The British army headed by Brigadier General Dyer, who ordered his soldiers to open fire at a gathering killing more than a 1000 innocent citizens. The crowd gathered to celebrate Baisakhi, the main Sikh festival as well had assembled to protests against the arrest and deportation of two national leaders Dr. Satya Pal and Dr. Saifuddin Kitchlew.

The crowd was not asked to disperse, and the main entry was closed. In a span of 10 minutes the troops open fired at people indiscriminately and until it ran out of ammunition. The crowd in the park tried to run and escape the raining bullets, some even jumped into wells in the park. What was even worse was that firing was directed towards the larger crowds, mostly near the exit gates.

The firing ended killing more than 1500 as per the Indian National Congress, however British India fixed the count under 500. Close to 1650 empty cartridges were found at that site after the killings.
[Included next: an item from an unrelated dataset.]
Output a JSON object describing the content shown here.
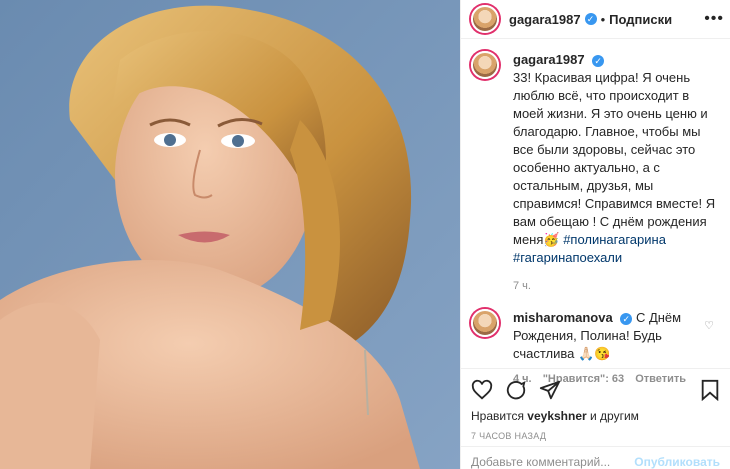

The bullet marks and brutality of the colonisation are still visible on the walls of the park.

After the shootings, General Dyer was removed from duty, he was criticised both in Britain and India, but he became a celebrated hero among people with connections to the British Raj.

100th years since the massacre, but still the British did not apologise. The Queen nor any of their Prime Ministers all through these years never apologised for their atrocities during the colonial rule.